Friday, July 18, 2008

The Samaritan Paradox

Last night my wife and I had a "date night". It was great - dinner at Altruda's (great Italian place for you non-Knoxvillians), then went to Downtown West to see the new Helen Hunt/Bette Midler movie. I haven't been to Downtown West in years, so it was fun to see the old haunt again. I remember seeing Star Trek II: The Wrath of Khan there, lo these many years ago - and also Star Trek VI: The Undiscovered Country with Big Orange Michael. But I digress.

The movie was over around 10pm, and as Laura and I started to get in our car a pickup/SUV pulled up beside me. Driving was a clean-cut, mid-20's young man who was nicely dressed. Beside him in the passenger seat - a less than neatly dressed, slightly unsavory looking gentleman who kept his head down during the entire conversation. The driver pulled up and asked me for a moment of my time through his open window. He assured me - repeatedly - don't be scared, he's not up to anything. He told me his wife had just miscarried in Dandridge, his other child had cerebral palsy, he worked in a security systems business, and he just needed some gas money to get to Dandridge. He was very polite, yet fairly insistent.

A couple things flashed through my mind immediately. First I was glad Laura was on the other side of the van and blocked physically from the guys in the truck. She also (unknown to me) was getting her own car keys and the cell phone ready in case of trouble. Second, I thought quickly about his story: wife just miscarried? in Dandridge? and you have a kid with Cerebral palsy? Security systems? Sounds like a lot of unfortunate coincidences at once, and almost too many specific details about his life to start off a plea for assistance. Thirdly, I thought if you're running too low on gas to get to Dandridge (which isn't that terribly far away from Knoxville, really) why are you wasting gas driving around anonymous dark parking lots at night asking strangers for gas money when it would make more sense to take off for home immediately upon receiving word of the trouble. Or better yet, call someone from home to come and get you. More and more illogical circumstances.

Fourth, I tried to recall any shelters or churches nearby in West Knoxville that migth be available, but there really aren't - all the homeless shelters are downtown, and no churches would be open this late at night on a Thursday.

Fifth, I tried to remember where a gas station was nearby that I could direct him to drive to, where I would safely pay for his gas. I'm not terribly familiar with the Downtown West area anymore, at least in remembering where nearby gas stations are, and I didn't want to stand there giving them more time alone with us while I racked my brain for the nearest Weigels or Pilot.

Sixth, I thought if they needed some gas money they should just go to the box office of the theatre nearby. Much better than hitting up random anonymous folks in a dark parking lot.

So I politely told him, sorry, I couldn't help him.

He hesitated, started to say something else, then thanked me and drove off.

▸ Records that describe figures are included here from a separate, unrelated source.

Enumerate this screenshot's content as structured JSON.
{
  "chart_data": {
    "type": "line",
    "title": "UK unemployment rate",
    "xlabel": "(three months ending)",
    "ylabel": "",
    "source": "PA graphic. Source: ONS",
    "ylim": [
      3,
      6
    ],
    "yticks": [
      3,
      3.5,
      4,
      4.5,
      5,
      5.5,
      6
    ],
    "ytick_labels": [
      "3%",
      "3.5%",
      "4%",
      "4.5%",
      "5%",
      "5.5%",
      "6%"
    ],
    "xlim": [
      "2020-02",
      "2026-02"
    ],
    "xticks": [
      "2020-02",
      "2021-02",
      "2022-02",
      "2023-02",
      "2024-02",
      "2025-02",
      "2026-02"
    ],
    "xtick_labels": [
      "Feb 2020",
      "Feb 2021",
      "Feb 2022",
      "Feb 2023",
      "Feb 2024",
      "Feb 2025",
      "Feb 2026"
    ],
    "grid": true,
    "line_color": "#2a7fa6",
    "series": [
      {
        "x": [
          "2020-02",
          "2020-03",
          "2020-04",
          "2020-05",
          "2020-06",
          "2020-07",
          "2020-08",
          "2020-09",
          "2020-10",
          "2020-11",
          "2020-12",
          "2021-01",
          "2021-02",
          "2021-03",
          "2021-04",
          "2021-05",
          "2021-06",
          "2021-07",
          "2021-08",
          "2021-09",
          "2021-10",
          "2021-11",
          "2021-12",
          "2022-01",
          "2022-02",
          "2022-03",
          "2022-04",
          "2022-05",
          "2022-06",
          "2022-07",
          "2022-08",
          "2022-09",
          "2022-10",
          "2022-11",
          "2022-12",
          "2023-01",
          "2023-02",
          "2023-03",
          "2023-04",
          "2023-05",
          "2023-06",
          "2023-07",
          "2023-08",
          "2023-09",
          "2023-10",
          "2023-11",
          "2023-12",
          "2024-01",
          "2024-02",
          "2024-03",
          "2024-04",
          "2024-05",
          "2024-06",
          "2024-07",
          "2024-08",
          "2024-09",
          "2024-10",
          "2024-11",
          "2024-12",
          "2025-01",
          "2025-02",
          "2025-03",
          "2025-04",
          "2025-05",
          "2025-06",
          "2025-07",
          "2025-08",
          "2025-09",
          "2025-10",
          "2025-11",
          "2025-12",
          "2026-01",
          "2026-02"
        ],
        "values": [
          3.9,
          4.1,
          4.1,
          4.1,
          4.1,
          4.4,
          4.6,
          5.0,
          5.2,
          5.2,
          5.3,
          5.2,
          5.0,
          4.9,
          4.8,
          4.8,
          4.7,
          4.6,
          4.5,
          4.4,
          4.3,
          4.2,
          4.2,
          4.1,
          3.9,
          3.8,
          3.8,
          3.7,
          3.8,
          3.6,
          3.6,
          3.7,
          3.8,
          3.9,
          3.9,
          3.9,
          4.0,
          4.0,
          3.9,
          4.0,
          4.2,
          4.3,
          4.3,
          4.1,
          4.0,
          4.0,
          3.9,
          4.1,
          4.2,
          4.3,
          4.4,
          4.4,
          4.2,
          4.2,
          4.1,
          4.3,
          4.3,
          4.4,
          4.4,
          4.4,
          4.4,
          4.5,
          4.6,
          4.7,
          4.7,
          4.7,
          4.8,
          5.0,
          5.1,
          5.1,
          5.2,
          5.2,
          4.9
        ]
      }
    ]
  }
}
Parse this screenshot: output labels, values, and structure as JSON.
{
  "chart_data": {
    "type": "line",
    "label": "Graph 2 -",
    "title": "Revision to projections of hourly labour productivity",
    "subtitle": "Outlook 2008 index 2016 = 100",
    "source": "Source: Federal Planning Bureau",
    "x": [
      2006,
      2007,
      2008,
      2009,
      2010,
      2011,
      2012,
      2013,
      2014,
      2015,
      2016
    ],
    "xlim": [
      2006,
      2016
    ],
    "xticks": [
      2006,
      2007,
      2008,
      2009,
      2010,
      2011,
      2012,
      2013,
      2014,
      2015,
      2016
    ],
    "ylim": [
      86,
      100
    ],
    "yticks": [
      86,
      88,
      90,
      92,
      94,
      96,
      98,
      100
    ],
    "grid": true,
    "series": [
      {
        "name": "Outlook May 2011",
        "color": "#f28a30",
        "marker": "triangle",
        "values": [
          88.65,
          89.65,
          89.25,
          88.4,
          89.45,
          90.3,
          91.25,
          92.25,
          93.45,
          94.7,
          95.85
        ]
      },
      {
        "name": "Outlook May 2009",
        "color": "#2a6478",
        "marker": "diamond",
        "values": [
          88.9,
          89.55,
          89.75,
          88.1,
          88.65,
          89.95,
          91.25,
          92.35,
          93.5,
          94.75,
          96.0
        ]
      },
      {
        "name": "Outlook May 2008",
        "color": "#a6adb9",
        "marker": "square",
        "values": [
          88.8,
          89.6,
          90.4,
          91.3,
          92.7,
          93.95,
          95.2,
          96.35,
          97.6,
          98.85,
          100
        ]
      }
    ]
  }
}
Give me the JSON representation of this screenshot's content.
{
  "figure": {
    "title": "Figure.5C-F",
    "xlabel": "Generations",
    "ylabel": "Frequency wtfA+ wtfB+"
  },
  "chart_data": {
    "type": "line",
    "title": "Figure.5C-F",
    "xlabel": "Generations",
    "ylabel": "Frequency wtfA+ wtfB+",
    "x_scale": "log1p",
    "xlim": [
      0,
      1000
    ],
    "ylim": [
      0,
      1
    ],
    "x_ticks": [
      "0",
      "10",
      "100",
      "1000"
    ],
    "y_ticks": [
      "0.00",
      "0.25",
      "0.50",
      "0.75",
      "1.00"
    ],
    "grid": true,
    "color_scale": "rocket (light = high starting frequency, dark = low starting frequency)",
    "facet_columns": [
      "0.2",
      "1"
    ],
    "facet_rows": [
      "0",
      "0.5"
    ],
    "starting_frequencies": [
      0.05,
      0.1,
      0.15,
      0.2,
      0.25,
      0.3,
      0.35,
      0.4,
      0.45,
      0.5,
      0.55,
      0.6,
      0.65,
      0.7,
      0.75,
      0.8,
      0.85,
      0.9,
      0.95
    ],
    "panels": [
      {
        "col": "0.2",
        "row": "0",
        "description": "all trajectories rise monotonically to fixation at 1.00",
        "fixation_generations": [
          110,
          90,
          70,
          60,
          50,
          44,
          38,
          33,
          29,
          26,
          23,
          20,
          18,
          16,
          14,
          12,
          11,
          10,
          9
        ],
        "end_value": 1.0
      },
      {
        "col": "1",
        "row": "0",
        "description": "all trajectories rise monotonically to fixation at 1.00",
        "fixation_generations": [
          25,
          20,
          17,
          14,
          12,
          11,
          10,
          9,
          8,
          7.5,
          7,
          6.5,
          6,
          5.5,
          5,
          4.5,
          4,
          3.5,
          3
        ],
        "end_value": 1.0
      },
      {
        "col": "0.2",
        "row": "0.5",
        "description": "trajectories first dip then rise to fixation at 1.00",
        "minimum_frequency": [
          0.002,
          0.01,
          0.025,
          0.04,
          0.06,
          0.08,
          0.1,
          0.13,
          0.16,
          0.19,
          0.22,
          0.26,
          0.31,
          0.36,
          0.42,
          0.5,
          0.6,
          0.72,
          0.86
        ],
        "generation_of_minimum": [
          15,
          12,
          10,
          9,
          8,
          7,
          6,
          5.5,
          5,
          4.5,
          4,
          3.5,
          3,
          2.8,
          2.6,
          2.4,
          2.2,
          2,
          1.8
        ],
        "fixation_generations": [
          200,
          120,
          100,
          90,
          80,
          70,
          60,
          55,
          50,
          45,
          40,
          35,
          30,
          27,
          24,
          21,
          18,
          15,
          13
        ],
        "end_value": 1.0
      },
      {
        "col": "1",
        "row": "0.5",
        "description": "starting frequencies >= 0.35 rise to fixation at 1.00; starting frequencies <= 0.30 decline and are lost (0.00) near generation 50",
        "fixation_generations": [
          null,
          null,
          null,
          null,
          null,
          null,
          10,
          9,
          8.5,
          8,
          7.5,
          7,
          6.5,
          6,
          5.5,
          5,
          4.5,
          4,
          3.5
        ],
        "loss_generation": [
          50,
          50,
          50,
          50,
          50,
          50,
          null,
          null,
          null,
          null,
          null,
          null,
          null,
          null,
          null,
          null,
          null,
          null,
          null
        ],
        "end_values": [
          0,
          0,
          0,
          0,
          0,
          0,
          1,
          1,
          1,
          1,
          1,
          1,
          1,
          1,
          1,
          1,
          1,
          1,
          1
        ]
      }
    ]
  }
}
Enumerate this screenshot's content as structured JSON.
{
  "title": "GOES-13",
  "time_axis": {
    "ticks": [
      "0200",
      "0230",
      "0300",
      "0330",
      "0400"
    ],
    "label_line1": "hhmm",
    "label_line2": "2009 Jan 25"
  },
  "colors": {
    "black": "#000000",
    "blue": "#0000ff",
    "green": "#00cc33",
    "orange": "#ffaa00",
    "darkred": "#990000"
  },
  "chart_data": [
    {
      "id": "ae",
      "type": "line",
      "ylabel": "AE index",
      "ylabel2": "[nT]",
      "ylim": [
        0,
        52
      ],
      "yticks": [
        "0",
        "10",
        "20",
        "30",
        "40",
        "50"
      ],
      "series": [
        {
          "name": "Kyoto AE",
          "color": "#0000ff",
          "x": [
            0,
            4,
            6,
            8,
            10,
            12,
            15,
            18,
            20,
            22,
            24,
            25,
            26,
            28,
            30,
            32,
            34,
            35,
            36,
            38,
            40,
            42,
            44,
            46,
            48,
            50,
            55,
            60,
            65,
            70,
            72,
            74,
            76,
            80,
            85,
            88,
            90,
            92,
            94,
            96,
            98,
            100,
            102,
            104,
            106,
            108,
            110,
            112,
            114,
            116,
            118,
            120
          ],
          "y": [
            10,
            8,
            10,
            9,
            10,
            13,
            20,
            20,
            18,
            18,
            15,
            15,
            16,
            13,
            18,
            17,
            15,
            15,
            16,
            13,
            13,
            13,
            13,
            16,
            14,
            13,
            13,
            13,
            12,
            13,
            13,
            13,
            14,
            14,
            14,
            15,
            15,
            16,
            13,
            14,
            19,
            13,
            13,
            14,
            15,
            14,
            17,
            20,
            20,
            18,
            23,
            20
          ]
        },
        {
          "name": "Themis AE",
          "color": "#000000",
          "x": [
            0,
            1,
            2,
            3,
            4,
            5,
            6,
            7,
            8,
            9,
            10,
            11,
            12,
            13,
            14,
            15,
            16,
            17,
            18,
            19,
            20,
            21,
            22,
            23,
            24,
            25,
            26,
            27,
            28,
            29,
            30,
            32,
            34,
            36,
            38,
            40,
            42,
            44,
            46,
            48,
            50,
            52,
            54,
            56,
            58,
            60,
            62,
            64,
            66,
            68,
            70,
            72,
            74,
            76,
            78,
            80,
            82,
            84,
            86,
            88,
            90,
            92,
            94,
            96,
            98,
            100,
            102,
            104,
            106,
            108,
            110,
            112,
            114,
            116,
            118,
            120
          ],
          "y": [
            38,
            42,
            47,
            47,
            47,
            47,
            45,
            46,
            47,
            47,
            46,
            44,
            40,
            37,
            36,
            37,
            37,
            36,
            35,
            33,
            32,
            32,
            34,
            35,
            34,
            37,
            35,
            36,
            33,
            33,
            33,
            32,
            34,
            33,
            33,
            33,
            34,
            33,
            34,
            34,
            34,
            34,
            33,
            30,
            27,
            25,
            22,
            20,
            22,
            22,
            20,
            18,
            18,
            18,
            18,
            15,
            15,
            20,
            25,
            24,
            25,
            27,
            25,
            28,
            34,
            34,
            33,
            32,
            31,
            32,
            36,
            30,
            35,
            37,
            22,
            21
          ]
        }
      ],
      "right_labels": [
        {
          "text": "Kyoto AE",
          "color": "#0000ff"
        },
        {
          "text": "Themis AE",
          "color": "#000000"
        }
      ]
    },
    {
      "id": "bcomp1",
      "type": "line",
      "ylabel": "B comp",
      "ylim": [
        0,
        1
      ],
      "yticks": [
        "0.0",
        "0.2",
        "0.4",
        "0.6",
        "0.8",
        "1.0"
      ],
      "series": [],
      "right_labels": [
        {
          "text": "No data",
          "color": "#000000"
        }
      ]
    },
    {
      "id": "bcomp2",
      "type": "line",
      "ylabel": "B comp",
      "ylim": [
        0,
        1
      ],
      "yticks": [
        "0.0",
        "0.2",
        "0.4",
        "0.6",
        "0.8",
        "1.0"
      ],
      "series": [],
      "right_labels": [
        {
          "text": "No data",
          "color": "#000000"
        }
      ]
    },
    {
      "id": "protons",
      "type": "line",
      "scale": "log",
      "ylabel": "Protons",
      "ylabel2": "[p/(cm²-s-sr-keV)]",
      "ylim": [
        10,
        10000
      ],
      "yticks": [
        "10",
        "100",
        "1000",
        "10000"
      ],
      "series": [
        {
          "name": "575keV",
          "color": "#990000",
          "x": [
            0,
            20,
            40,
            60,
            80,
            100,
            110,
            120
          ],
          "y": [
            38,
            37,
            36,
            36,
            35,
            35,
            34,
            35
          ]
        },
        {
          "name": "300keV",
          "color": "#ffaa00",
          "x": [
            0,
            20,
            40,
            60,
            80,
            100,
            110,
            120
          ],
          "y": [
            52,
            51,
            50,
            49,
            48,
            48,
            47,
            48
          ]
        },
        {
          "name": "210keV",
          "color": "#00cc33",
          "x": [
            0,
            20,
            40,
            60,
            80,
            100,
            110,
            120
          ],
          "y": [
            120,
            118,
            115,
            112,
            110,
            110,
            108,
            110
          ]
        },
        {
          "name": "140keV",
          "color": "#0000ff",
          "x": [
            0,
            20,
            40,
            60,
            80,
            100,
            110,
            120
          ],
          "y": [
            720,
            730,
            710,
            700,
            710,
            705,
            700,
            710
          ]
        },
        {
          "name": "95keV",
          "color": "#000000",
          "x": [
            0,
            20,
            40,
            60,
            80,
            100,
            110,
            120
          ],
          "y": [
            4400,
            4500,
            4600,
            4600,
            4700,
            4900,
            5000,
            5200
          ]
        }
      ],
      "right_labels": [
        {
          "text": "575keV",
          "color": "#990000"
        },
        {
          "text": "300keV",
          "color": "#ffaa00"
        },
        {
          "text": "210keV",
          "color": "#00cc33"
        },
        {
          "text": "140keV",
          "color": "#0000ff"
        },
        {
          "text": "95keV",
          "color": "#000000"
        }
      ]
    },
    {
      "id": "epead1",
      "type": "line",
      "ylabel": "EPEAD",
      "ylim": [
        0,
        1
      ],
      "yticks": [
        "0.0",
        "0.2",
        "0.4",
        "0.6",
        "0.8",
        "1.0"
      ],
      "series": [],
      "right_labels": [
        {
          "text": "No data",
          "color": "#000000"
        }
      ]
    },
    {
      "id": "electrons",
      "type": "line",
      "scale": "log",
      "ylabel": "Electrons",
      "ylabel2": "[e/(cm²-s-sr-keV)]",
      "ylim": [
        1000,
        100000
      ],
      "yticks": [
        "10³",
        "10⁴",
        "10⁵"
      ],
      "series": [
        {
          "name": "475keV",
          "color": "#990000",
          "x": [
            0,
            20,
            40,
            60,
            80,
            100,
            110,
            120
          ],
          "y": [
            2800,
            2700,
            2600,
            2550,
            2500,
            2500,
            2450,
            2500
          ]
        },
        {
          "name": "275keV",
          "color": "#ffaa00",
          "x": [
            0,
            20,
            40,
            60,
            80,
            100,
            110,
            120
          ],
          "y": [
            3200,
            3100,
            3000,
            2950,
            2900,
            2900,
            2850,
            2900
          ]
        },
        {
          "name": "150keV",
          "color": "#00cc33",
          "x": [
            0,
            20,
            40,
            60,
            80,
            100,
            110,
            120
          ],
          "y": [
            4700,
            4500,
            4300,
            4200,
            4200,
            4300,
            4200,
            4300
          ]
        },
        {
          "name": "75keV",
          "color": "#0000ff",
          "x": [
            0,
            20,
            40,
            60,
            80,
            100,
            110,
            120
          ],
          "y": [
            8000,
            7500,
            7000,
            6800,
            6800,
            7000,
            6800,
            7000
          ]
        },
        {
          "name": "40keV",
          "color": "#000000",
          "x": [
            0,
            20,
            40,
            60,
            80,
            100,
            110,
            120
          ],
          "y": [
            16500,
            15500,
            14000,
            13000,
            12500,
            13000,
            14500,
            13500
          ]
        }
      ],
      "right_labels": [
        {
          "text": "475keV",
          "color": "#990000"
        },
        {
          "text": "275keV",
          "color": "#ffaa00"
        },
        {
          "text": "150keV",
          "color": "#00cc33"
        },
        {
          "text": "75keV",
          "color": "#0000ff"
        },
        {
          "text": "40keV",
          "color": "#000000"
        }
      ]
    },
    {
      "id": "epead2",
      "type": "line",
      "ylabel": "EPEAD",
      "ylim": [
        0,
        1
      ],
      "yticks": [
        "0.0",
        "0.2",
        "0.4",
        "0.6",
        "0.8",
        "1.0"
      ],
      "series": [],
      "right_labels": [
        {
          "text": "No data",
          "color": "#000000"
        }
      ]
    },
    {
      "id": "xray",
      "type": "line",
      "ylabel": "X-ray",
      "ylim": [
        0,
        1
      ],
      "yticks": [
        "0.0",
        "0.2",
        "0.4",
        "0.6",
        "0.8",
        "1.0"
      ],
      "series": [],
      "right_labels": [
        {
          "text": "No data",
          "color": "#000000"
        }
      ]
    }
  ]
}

We quickly got in the van and locked the doors, just in case. Laura scanned the area to see where they'd driven off to but we couldn't find them. We left and went home.

My question to you is: What would you have done? Would the same thought processes have gone through your mind? What other options should I have considered? What made me more nervous than anything was the fact that he was neatly dressed, apparently a professional and still needing gas money. Which led me to believe he didn't need gas money after all, but something else I'd rather not think of, like my wallet, my car, or...


I'll also just say this - buddy, if everything you told me was true (or even most of it), I apologize. I sincerely hope and pray you got your gas money, you made it home and tended to your family. Although I hate that your wife may have miscarried, that your child has CP, I almost hope that story was legit because the alternative is pretty scary. And that if real life situation like that happens to anyone else, they'll have the sense not to hit up total strangers in a parking lot and contact someone in some kind of public setting.